It’s easier than ever to get a product out into the world, but for startups this means it’s also increasingly difficult to rise above the competition and get noticed. This means startups really want to get their product into retail outlets, and the retailers are going to be looking at three different purchasing channels: importer, brands, direct procurement.
This is what Christina Hao, founder of Shenzhen-based Buyer Central, outlined in a recent presentation.
As she discussed, there are primarily four types of brick-and-mortar retailers that will help determine the purchasing channel:
- Supermarkets: Walmart, Target, Costco, Best Buy, etc.
- Department Stores: Macy’s, Bloomingdale’s, Nordstrom, Neiman Marcus, etc.
- Specialty stores: Brookstone, Apple Store, Pottery Barn, Crate and Barrel, Urban Outfitters, etc.
- Drug stores: Walgreens, CVS, Rite Aid, etc.
Other buyers include television networks like the Home Shopping Network and e-commerce sites like Amazon. For those willing to handle orders themselves, though, getting listed on Amazon isn’t difficult. Third-party sellers are now now account for about half of Amazon’s e-commerce sales. Getting into Best Buy or Brookstone is a bit more complicated, and the channels through which they buy their products have different advantages and disadvantages.
For large companies that need to keep a stable stock of certain products in their stores, direct import often makes the most sense. This is the route companies need to go for their in-house brands such as Walmart’s Great Value and AmazonBasics. This requires working directly with suppliers.
Alternatively, these stores all carry name-brand products, be it Dell or DJI. For this, retailers typically buy products from the brands themselves.
The last method retailers might use is an importer. Importers bring in products themselves and then sell to retailers. This is probably the best route for getting a new, unknown product into a big-box retailer.
Direct import is the clear outlier here because it’s generally for large retailers making large purchases of widely distributed products.Since this requires working with the manufacturers, more favorable terms can be negotiated. Retailers can decide exactly what they need, whether that includes an OEM or a product development team. The pitfall of direct import that it usually requires less flexible means of payment such as a letter of credit or possibly open account.
Brands and importers often accept open account payments, but they may also take wire transfers. This form of payment makes importers easier to deal with, which is good because these are the organizations on which most startups must rely.
Unlike direct import, though, importers have strict timelines and thus short lead time for samples. This is perhaps the biggest downfall for startups. Startups preparing for distribution should be thinking about these schedules well in advance, especially since they’ll want to know exactly how to ensure their products are on the shelves for the holiday season. Careful planning can help mitigate the pitfalls of a short sample lead time.

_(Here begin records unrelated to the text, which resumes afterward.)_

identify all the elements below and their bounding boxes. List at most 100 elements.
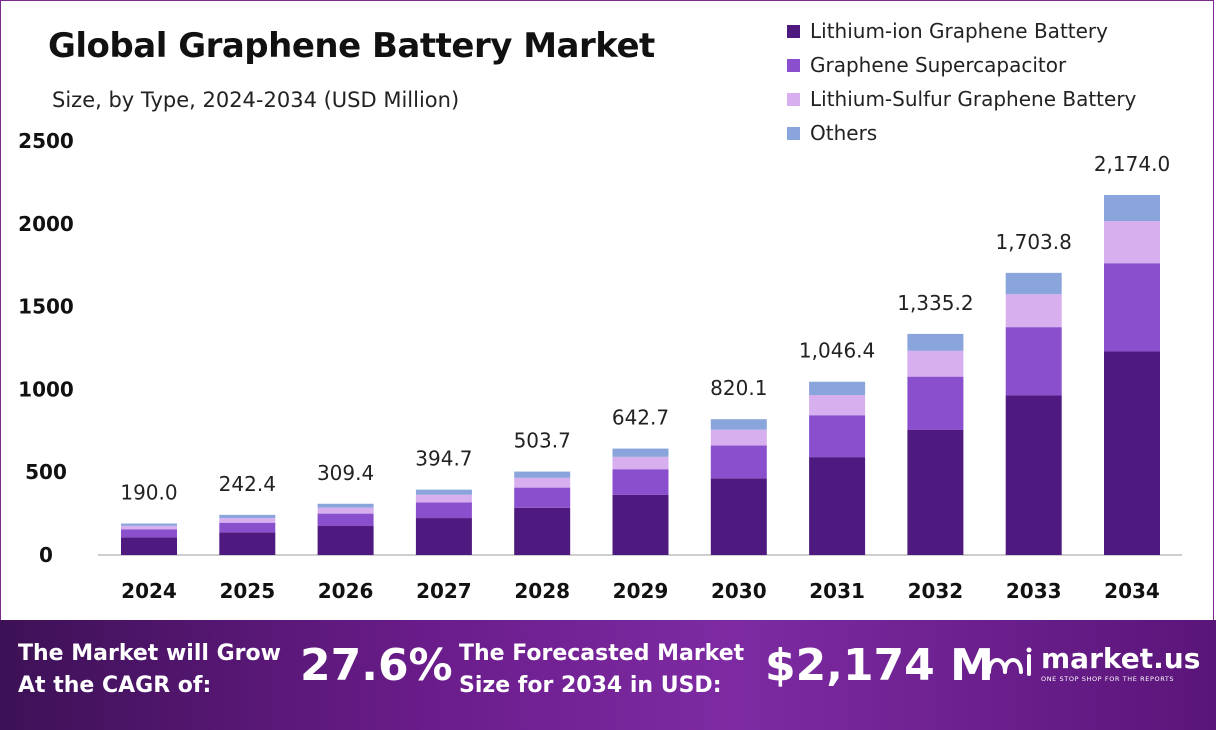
legend-item-others: Others <box>787 116 1136 150</box>
chart-subtitle: Size, by Type, 2024-2034 (USD Million) <box>52 88 460 112</box>
x-tick-label: 2028 <box>514 579 570 603</box>
legend-label: Graphene Supercapacitor <box>810 53 1067 77</box>
legend-label: Lithium-Sulfur Graphene Battery <box>810 87 1137 111</box>
x-tick-label: 2026 <box>318 579 374 603</box>
bar-segment-3 <box>1005 294 1062 328</box>
bar-total-label: 1,703.8 <box>996 230 1072 254</box>
bar-segment-1 <box>612 494 669 555</box>
bar-segment-3 <box>907 350 964 377</box>
bar-segment-2 <box>219 522 276 533</box>
bar-total-label: 503.7 <box>514 429 571 453</box>
x-tick-label: 2024 <box>121 579 177 603</box>
bar-segment-2 <box>317 513 374 527</box>
x-tick-label: 2032 <box>908 579 964 603</box>
bar-segment-1 <box>1104 351 1160 555</box>
brand-name: market.us <box>1041 642 1201 675</box>
bar-segment-2 <box>809 415 866 458</box>
y-tick-label: 500 <box>25 460 67 484</box>
x-tick-label: 2025 <box>219 579 275 603</box>
legend-swatch <box>787 24 800 38</box>
x-tick-label: 2027 <box>416 579 472 603</box>
bar-segment-2 <box>612 469 669 495</box>
bar-segment-3 <box>710 429 767 446</box>
bar-segment-2 <box>514 487 571 508</box>
bar-segment-1 <box>907 429 964 555</box>
cagr-caption-line2: At the CAGR of: <box>18 673 212 698</box>
bar-segment-4 <box>1104 194 1160 222</box>
legend-label: Lithium-ion Graphene Battery <box>810 19 1108 43</box>
y-tick-label: 1000 <box>18 377 74 401</box>
legend-swatch <box>787 126 800 140</box>
y-tick-label: 2000 <box>18 212 74 236</box>
cagr-caption: The Market will Grow At the CAGR of: <box>18 638 281 702</box>
bar-segment-2 <box>710 445 767 479</box>
bar-segment-2 <box>1104 263 1160 352</box>
brand-tagline: ONE STOP SHOP FOR THE REPORTS <box>1041 675 1175 683</box>
forecast-caption: The Forecasted Market Size for 2034 in U… <box>459 638 744 702</box>
bar-segment-2 <box>1005 327 1062 396</box>
bar-segment-1 <box>514 507 571 555</box>
bar-segment-4 <box>317 503 374 508</box>
bar-segment-3 <box>317 507 374 514</box>
bar-segment-3 <box>612 456 669 470</box>
bar-segment-3 <box>219 518 276 523</box>
bar-segment-2 <box>121 529 177 538</box>
bar-segment-4 <box>415 489 472 495</box>
bar-total-label: 2,174.0 <box>1094 152 1170 176</box>
brand-text: market.us ONE STOP SHOP FOR THE REPORTS <box>1041 644 1200 684</box>
bar-total-label: 190.0 <box>120 481 177 505</box>
y-tick-label: 2500 <box>18 129 74 153</box>
chart-frame <box>0 0 1214 620</box>
bar-total-label: 1,335.2 <box>897 291 973 315</box>
bar-segment-4 <box>907 333 964 351</box>
bar-segment-4 <box>219 514 276 519</box>
bar-segment-1 <box>219 532 276 555</box>
bar-total-label: 642.7 <box>612 406 669 430</box>
bar-segment-3 <box>514 477 571 488</box>
bar-segment-1 <box>710 478 767 555</box>
legend-item-lithium-ion: Lithium-ion Graphene Battery <box>787 14 1136 48</box>
footer-banner: The Market will Grow At the CAGR of: 27.… <box>0 620 1216 730</box>
bar-segment-2 <box>907 376 964 430</box>
cagr-caption-line1: The Market will Grow <box>18 641 281 666</box>
bar-segment-3 <box>809 395 866 416</box>
legend-item-lithium-sulfur: Lithium-Sulfur Graphene Battery <box>787 82 1136 116</box>
bar-segment-3 <box>415 494 472 503</box>
chart-title: Global Graphene Battery Market <box>48 26 655 66</box>
bar-segment-1 <box>809 457 866 555</box>
market-us-logo-icon <box>987 647 1032 676</box>
cagr-value: 27.6% <box>300 640 453 691</box>
bar-segment-4 <box>514 471 571 478</box>
x-tick-label: 2030 <box>711 579 767 603</box>
bar-segment-4 <box>1005 272 1062 295</box>
bar-segment-3 <box>121 525 177 530</box>
forecast-value: $2,174 M <box>765 640 994 691</box>
bar-total-label: 242.4 <box>219 472 276 496</box>
bar-total-label: 394.7 <box>415 447 472 471</box>
legend-swatch <box>787 92 800 106</box>
legend-item-supercapacitor: Graphene Supercapacitor <box>787 48 1136 82</box>
forecast-caption-line2: Size for 2034 in USD: <box>459 673 722 698</box>
bar-segment-1 <box>317 526 374 555</box>
y-tick-label: 1500 <box>18 295 74 319</box>
legend-swatch <box>787 58 800 72</box>
bar-segment-4 <box>612 448 669 457</box>
bar-total-label: 820.1 <box>710 376 767 400</box>
bar-segment-4 <box>710 419 767 430</box>
x-tick-label: 2034 <box>1104 579 1160 603</box>
bar-segment-1 <box>1005 395 1062 555</box>
y-tick-label: 0 <box>39 543 53 567</box>
stacked-bar-chart: 0 500 1000 1500 2000 2500 190.0 2024 242.4 2025 30… <box>18 129 1182 603</box>
bar-segment-1 <box>121 537 177 555</box>
forecast-caption-line1: The Forecasted Market <box>459 641 745 666</box>
chart-legend: Lithium-ion Graphene Battery Graphene Su… <box>787 14 1136 150</box>
legend-label: Others <box>810 121 878 145</box>
bar-segment-4 <box>121 523 177 526</box>
x-tick-label: 2033 <box>1006 579 1062 603</box>
bar-segment-3 <box>1104 221 1160 264</box>
brand-logo: market.us ONE STOP SHOP FOR THE REPORTS <box>985 642 1200 686</box>
bar-segment-2 <box>415 502 472 519</box>
bar-segment-4 <box>809 381 866 396</box>
x-tick-label: 2029 <box>613 579 669 603</box>
bar-total-label: 1,046.4 <box>799 339 875 363</box>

For the startup trying to build a brand, importers make the most sense when starting out with wide distribution. Going this route can help a startup market its own brand and get a foot in the door with an importer’s customers. It also makes it easier to price compare when looking for distributors.
Importers aren’t ideal for everything, though. They won’t help with after-sales problems and they don’t like paying for samples or deposits. For the startup that’s ready for distribution, though, these issues are easy to deal with.